ACCESS_TYPE_VIRT_READ

nvvs also triggers faults on this card:

NVRM: Xid (PCI:0000:f1:00): 31, pid=10994, name=nvvs, MMU Fault: ENGINE GRAPHICS GPC11 GPCCLIENT_T1_3

NVRM: Xid (PCI:0000:f1:00): 31, pid=11490, name=nvvs, MMU Fault: ENGINE GRAPHICS GPC11 GPCCLIENT_T1_1

NVRM: Xid (PCI:0000:f1:00): 31, pid=12164, name=nvvs, MMU Fault: ENGINE GRAPHICS GPC8 GPCCLIENT_T1_1

nvidia-smi (healthy GPU running fine, faulty GPU idle):

±----------------------------------------------------------------------------------------+

| NVIDIA-SMI 590.48.01 Driver Version: 590.48.01 CUDA Version: 13.1 |

±----------------------------------------±-----------------------±---------------------+

| GPU Name Persistence-M | Bus-Id Disp.A | Volatile Uncorr.

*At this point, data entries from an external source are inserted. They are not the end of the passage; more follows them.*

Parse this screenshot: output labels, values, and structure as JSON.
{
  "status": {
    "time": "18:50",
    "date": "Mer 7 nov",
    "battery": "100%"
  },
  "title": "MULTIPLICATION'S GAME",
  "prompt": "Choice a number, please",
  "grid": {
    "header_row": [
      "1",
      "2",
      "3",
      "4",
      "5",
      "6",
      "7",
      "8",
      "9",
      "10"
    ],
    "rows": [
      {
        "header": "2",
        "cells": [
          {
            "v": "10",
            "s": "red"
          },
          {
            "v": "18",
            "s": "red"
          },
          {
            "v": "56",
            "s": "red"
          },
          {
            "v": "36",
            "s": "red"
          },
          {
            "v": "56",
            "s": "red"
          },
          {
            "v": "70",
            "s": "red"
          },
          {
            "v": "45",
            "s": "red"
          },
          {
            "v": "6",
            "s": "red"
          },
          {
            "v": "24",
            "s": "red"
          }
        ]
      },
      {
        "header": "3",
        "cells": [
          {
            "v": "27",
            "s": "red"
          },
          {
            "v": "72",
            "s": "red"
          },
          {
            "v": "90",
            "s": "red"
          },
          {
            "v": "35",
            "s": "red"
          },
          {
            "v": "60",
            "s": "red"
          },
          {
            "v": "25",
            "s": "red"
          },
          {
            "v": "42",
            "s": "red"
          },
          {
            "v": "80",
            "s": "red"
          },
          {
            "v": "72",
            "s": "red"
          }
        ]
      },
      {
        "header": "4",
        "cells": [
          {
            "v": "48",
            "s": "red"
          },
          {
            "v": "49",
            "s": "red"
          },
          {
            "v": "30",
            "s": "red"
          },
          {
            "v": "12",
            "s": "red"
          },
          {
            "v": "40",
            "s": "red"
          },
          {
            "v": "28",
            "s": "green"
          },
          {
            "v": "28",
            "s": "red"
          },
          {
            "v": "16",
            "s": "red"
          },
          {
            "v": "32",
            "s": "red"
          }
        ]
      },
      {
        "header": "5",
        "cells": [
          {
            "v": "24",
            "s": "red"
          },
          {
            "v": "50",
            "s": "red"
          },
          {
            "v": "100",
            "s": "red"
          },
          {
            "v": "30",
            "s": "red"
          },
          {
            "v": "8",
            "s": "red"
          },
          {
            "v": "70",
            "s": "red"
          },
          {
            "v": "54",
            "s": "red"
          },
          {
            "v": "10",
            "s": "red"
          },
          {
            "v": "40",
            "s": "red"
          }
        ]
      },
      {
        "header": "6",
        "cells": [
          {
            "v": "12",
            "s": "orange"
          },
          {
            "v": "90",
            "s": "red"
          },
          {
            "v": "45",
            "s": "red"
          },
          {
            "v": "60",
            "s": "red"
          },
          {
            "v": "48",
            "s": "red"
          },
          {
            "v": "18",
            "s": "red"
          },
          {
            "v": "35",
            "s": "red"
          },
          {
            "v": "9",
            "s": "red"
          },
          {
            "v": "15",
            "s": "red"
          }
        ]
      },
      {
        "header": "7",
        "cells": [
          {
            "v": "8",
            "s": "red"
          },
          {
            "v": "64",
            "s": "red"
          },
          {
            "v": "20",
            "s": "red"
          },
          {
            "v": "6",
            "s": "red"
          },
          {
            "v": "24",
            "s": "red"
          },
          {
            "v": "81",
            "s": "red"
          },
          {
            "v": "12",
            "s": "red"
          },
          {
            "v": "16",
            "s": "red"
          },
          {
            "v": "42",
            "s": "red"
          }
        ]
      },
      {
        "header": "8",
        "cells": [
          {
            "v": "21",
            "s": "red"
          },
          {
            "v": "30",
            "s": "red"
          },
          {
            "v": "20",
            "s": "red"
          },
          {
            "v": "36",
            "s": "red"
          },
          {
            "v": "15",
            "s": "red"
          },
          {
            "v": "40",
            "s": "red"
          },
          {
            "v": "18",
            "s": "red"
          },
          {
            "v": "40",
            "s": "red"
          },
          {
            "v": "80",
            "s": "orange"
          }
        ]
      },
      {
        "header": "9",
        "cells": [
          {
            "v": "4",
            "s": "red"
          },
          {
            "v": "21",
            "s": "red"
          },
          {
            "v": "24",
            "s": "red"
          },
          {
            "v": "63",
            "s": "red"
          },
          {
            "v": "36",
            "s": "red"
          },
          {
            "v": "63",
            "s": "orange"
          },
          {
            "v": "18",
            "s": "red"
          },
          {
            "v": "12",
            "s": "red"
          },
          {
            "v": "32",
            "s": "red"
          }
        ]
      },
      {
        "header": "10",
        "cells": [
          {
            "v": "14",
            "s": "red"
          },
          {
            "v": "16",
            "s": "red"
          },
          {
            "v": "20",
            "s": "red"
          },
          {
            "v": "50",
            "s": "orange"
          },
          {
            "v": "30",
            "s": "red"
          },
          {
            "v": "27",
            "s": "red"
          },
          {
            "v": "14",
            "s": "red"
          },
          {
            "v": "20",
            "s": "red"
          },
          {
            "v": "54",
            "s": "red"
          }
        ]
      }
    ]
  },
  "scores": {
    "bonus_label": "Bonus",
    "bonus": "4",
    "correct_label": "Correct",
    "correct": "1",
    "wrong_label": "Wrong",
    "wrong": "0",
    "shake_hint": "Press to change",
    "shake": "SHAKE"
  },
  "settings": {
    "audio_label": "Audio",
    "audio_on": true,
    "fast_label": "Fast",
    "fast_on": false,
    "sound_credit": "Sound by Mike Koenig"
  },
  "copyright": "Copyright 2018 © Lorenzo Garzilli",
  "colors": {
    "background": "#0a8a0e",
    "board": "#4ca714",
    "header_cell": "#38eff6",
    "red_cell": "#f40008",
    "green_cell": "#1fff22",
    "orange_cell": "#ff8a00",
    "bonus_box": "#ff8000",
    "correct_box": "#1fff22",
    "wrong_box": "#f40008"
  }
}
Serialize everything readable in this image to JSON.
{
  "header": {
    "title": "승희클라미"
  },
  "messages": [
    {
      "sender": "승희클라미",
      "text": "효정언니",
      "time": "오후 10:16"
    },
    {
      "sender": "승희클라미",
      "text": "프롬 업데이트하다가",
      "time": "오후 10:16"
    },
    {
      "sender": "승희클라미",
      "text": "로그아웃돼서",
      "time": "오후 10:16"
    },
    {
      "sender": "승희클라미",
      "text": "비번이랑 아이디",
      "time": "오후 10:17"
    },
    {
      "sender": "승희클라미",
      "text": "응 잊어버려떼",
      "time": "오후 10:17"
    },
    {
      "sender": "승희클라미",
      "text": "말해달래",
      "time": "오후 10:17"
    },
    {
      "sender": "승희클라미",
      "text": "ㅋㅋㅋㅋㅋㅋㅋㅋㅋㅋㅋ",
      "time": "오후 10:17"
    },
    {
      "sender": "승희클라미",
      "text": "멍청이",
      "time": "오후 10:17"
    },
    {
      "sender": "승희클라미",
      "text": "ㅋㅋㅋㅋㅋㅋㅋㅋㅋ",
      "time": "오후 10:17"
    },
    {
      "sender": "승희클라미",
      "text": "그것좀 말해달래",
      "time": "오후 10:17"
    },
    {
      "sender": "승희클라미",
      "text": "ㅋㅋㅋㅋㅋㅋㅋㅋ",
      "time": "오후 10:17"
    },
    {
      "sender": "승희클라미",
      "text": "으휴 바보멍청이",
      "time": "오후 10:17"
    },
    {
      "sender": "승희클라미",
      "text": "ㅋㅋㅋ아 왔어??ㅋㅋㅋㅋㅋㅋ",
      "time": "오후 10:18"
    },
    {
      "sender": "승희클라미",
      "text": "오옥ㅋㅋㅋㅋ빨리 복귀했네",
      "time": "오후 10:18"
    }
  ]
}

ECC |

|=========================================+========================+======================|

| 0 NVIDIA RTX PRO 6000 Blac… Off | 00000000:C1:00.0 Off | Off |

| 59% 83C P1 300W / 300W | 92974MiB / 97887MiB | 98% Default |

±----------------------------------------±-----------------------±---------------------+

| 1 NVIDIA RTX PRO 6000 Blac… Off | 00000000:E1:00.0 Off | Off |

| 30% 31C P8 9W / 300W | 2MiB / 97887MiB | 0% Default |

±----------------------------------------±-----------------------±---------------------+

I’m experiencing an identical issue, although I’m on ubuntu 24.04 and have just a single rtx pro 6000 card, I have the same mobo. Did you manage to resolve it? Was it a hardware fault?